Ces discours passèrent jusqu’à son époux. Célébi aimait sa femme, mais décemment toutefois, et sans que personne en eût le moindre soupçon ; il se refusa d’abord aux premiers rapports ; mais on revint à la charge, et de tant de côtés, qu’il crut ses amis plus clairvoyants que lui : plus il avait accordé de liberté à Églé, plus il eut de soupçon qu’elle en avait abusé. La jalousie s’empara de son âme. Il commença par gêner sa femme. Églé souffrit d’autant plus impatiemment ce changement de procédé qu’elle se sentait innocente. Sa vivacité et les conseils de ses bonnes amies la précipitèrent dans des démarches inconsidérées qui mirent toutes les apparences contre elle et qui pensèrent lui coûter la vie. Le violent Célébi roula quelque temps dans sa tête mille projets de vengeance, et le fer, et le poison, et le lacet fatal, et se détermina pour un supplice plus lent et plus cruel, une retraite dans ses terres. C’est une mort véritable pour une femme de cour.

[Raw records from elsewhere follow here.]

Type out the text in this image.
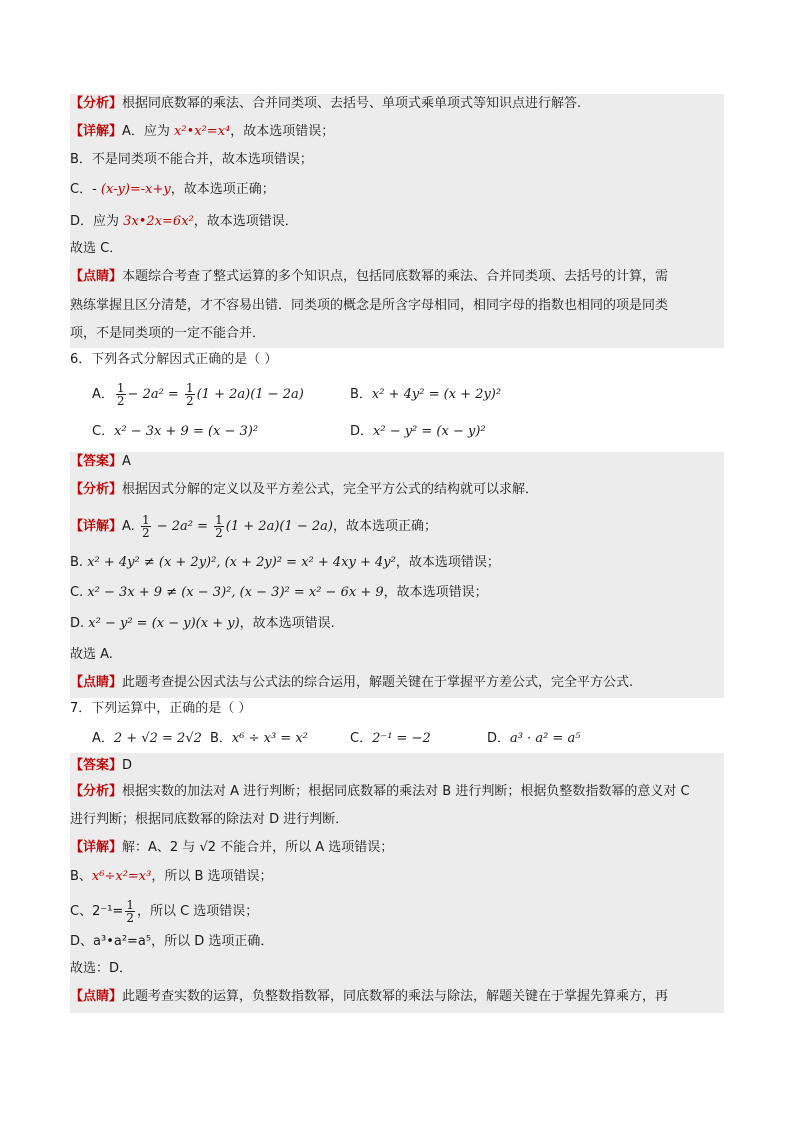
【分析】根据同底数幂的乘法、合并同类项、去括号、单项式乘单项式等知识点进行解答.
【详解】A．应为 x²•x²=x⁴，故本选项错误；
B．不是同类项不能合并，故本选项错误；
C．- (x-y)=-x+y，故本选项正确；
D．应为 3x•2x=6x²，故本选项错误．
故选 C．
【点睛】本题综合考查了整式运算的多个知识点，包括同底数幂的乘法、合并同类项、去括号的计算，需
熟练掌握且区分清楚，才不容易出错．同类项的概念是所含字母相同，相同字母的指数也相同的项是同类
项，不是同类项的一定不能合并．
6．下列各式分解因式正确的是（ ）
A． $\frac{1}{2} - 2a^2 = \frac{1}{2} (1 + 2a)(1 - 2a)$	B．x² + 4y² = (x + 2y)²
C．x² − 3x + 9 = (x − 3)²	D．x² − y² = (x − y)²
【答案】A
【分析】根据因式分解的定义以及平方差公式，完全平方公式的结构就可以求解．
【详解】A. $\frac{1}{2} - 2a^2 = \frac{1}{2} (1 + 2a)(1 - 2a)$，故本选项正确；
B. x² + 4y² ≠ (x + 2y)², (x + 2y)² = x² + 4xy + 4y²，故本选项错误；
C. x² − 3x + 9 ≠ (x − 3)², (x − 3)² = x² − 6x + 9，故本选项错误；
D. x² − y² = (x − y)(x + y)，故本选项错误.
故选 A.
【点睛】此题考查提公因式法与公式法的综合运用，解题关键在于掌握平方差公式，完全平方公式.
7．下列运算中，正确的是（ ）
A．2 + √2 = 2√2 B．x⁶ ÷ x³ = x²	C．2⁻¹ = −2	D．a³ · a² = a⁵
【答案】D
【分析】根据实数的加法对 A 进行判断；根据同底数幂的乘法对 B 进行判断；根据负整数指数幂的意义对 C
进行判断；根据同底数幂的除法对 D 进行判断．
【详解】解：A、2 与 √2 不能合并，所以 A 选项错误；
B、x⁶÷x²=x³，所以 B 选项错误；
C、$2^{-1}= \frac{1}{2}$ ，所以 C 选项错误；
D、a³•a²=a⁵，所以 D 选项正确．
故选：D．
【点睛】此题考查实数的运算，负整数指数幂，同底数幂的乘法与除法，解题关键在于掌握先算乘方，再
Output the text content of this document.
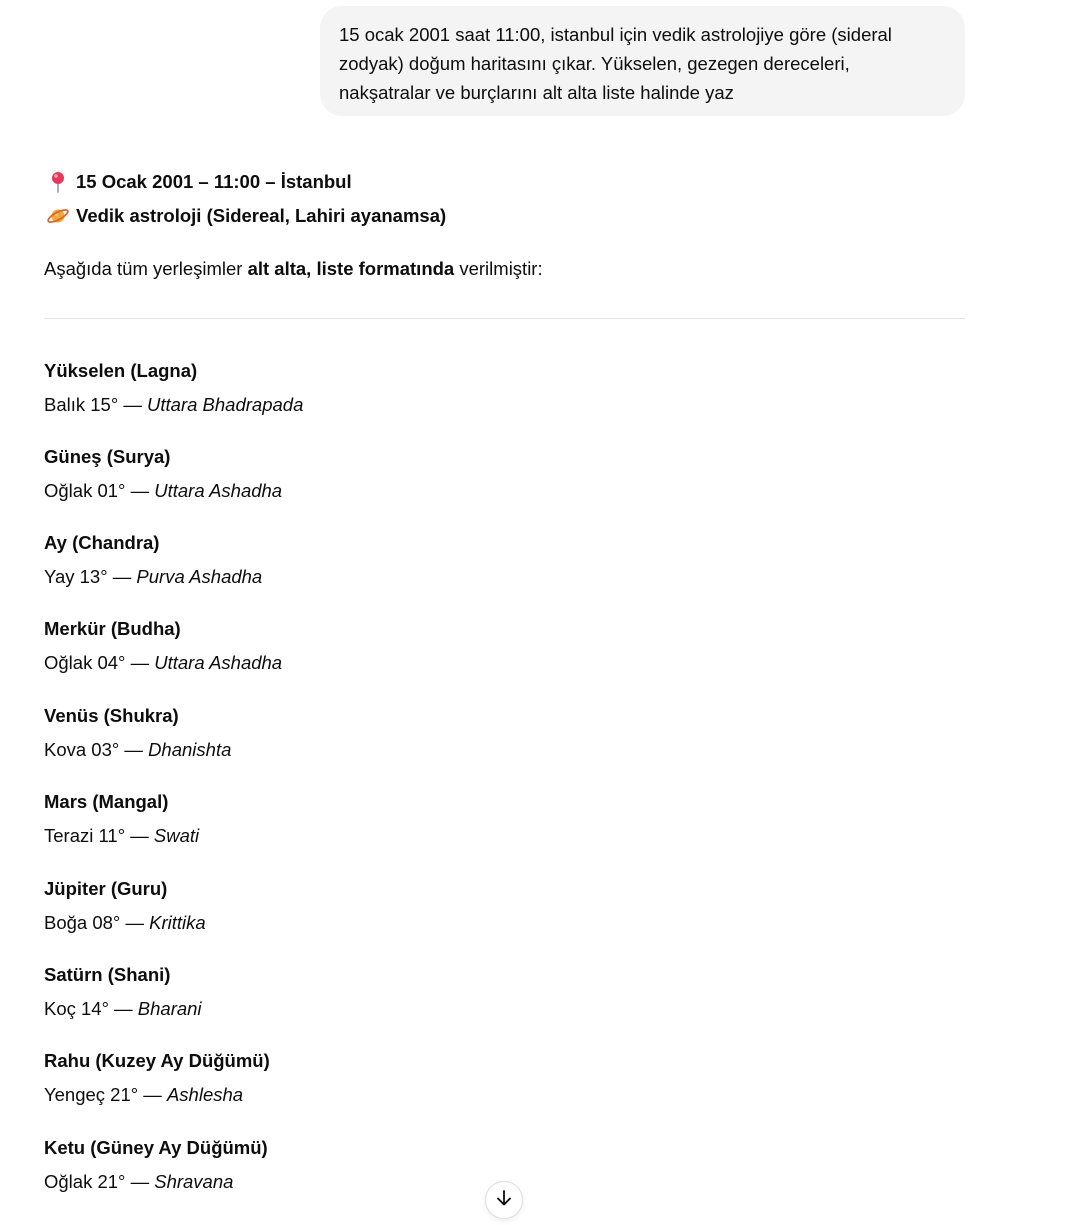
15 ocak 2001 saat 11:00, istanbul için vedik astrolojiye göre (sideral zodyak) doğum haritasını çıkar. Yükselen, gezegen dereceleri, nakşatralar ve burçlarını alt alta liste halinde yaz
15 Ocak 2001 – 11:00 – İstanbul
Vedik astroloji (Sidereal, Lahiri ayanamsa)
Aşağıda tüm yerleşimler alt alta, liste formatında verilmiştir:
Yükselen (Lagna)
Balık 15° — Uttara Bhadrapada
Güneş (Surya)
Oğlak 01° — Uttara Ashadha
Ay (Chandra)
Yay 13° — Purva Ashadha
Merkür (Budha)
Oğlak 04° — Uttara Ashadha
Venüs (Shukra)
Kova 03° — Dhanishta
Mars (Mangal)
Terazi 11° — Swati
Jüpiter (Guru)
Boğa 08° — Krittika
Satürn (Shani)
Koç 14° — Bharani
Rahu (Kuzey Ay Düğümü)
Yengeç 21° — Ashlesha
Ketu (Güney Ay Düğümü)
Oğlak 21° — Shravana
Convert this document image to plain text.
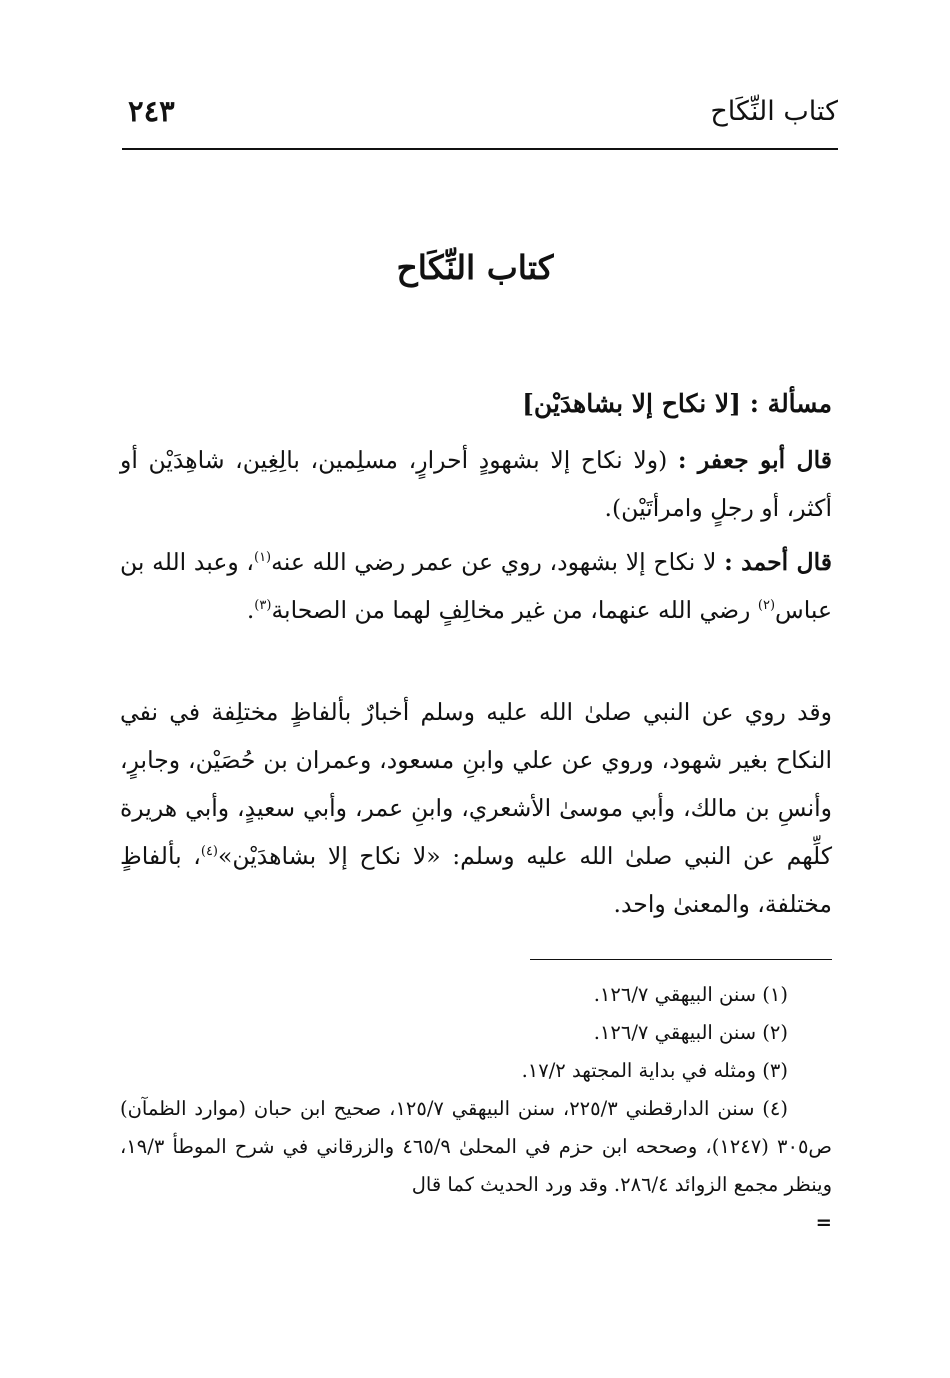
كتاب النِّكَاح
٢٤٣
كتاب النِّكَاح
مسألة : [لا نكاح إلا بشاهدَيْن]
قال أبو جعفر : (ولا نكاح إلا بشهودٍ أحرارٍ، مسلِمين، بالِغِين، شاهِدَيْن أو أكثر، أو رجلٍ وامرأتَيْن).
قال أحمد : لا نكاح إلا بشهود، روي عن عمر رضي الله عنه$^{(١)}$، وعبد الله بن عباس$^{(٢)}$ رضي الله عنهما، من غير مخالِفٍ لهما من الصحابة$^{(٣)}$.
وقد روي عن النبي صلىٰ الله عليه وسلم أخبارٌ بألفاظٍ مختلِفة في نفي النكاح بغير شهود، وروي عن علي وابنِ مسعود، وعمران بن حُصَيْن، وجابرٍ، وأنسِ بن مالك، وأبي موسىٰ الأشعري، وابنِ عمر، وأبي سعيدٍ، وأبي هريرة كلِّهم عن النبي صلىٰ الله عليه وسلم: «لا نكاح إلا بشاهدَيْن»$^{(٤)}$، بألفاظٍ مختلفة، والمعنىٰ واحد.

(١) سنن البيهقي ١٢٦/٧.

(٢) سنن البيهقي ١٢٦/٧.

(٣) ومثله في بداية المجتهد ١٧/٢.

(٤) سنن الدارقطني ٢٢٥/٣، سنن البيهقي ١٢٥/٧، صحيح ابن حبان (موارد الظمآن) ص٣٠٥ (١٢٤٧)، وصححه ابن حزم في المحلىٰ ٤٦٥/٩ والزرقاني في شرح الموطأ ١٩/٣، وينظر مجمع الزوائد ٢٨٦/٤. وقد ورد الحديث كما قال

=
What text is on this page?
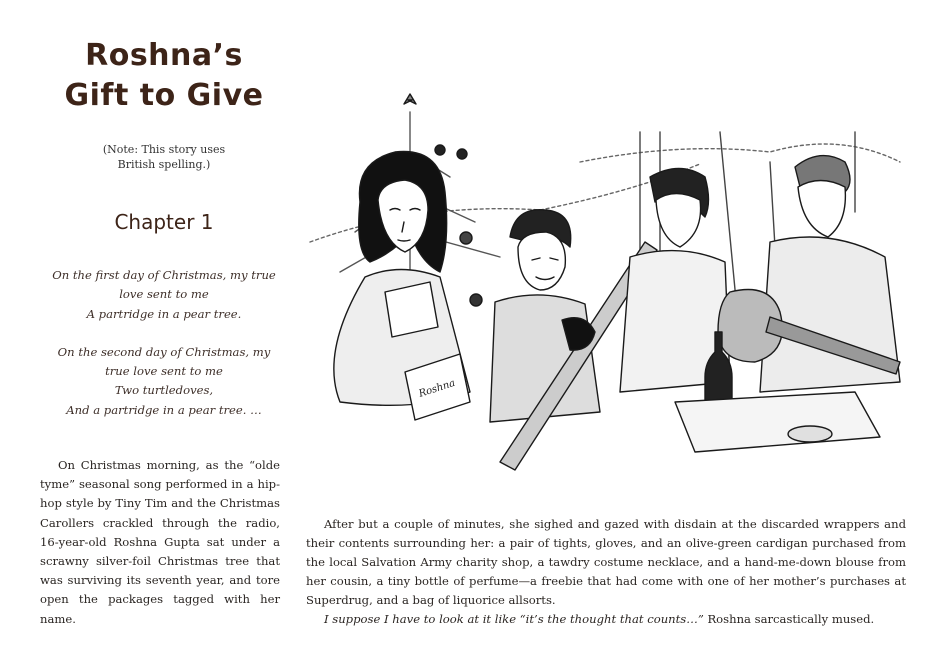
Roshna’s
Gift to Give
(Note: This story uses
British spelling.)
Chapter 1

On the first day of Christmas, my true

love sent to me

A partridge in a pear tree.

On the second day of Christmas, my

true love sent to me

Two turtledoves,

And a partridge in a pear tree. …

On Christmas morning, as the “olde tyme” seasonal song performed in a hip-hop style by Tiny Tim and the Christmas Carollers crackled through the radio, 16-year-old Roshna Gupta sat under a scrawny silver-foil Christmas tree that was surviving its seventh year, and tore open the packages tagged with her name.

After but a couple of minutes, she sighed and gazed with disdain at the discarded wrappers and their contents surrounding her: a pair of tights, gloves, and an olive-green cardigan purchased from the local Salvation Army charity shop, a tawdry costume necklace, and a hand-me-down blouse from her cousin, a tiny bottle of perfume—a freebie that had come with one of her mother’s purchases at Superdrug, and a bag of liquorice allsorts.

I suppose I have to look at it like “it’s the thought that counts…” Roshna sarcastically mused.

Roshna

En un mot, les ordres sont donnés ; un soir Églé apprend son sort : on est insensible à ses larmes ; on n’écoute plus ses raisons ; et la voilà reléguée à quatre-vingts lieues de Banza, dans un vieux château, où on ne lui laisse pour toute compagnie que deux femmes et quatre eunuques noirs qui la gardent à vue.

À peine fut-elle partie, qu’elle fut innocente. Les petits-maîtres oublièrent ses aventures, les femmes lui pardonnèrent son esprit et ses charmes, et tout le monde la plaignit. Mangogul apprit, de la bouche même de Célébi, les motifs de la terrible résolution qu’il avait prise contre sa femme, et parut seul l’approuver.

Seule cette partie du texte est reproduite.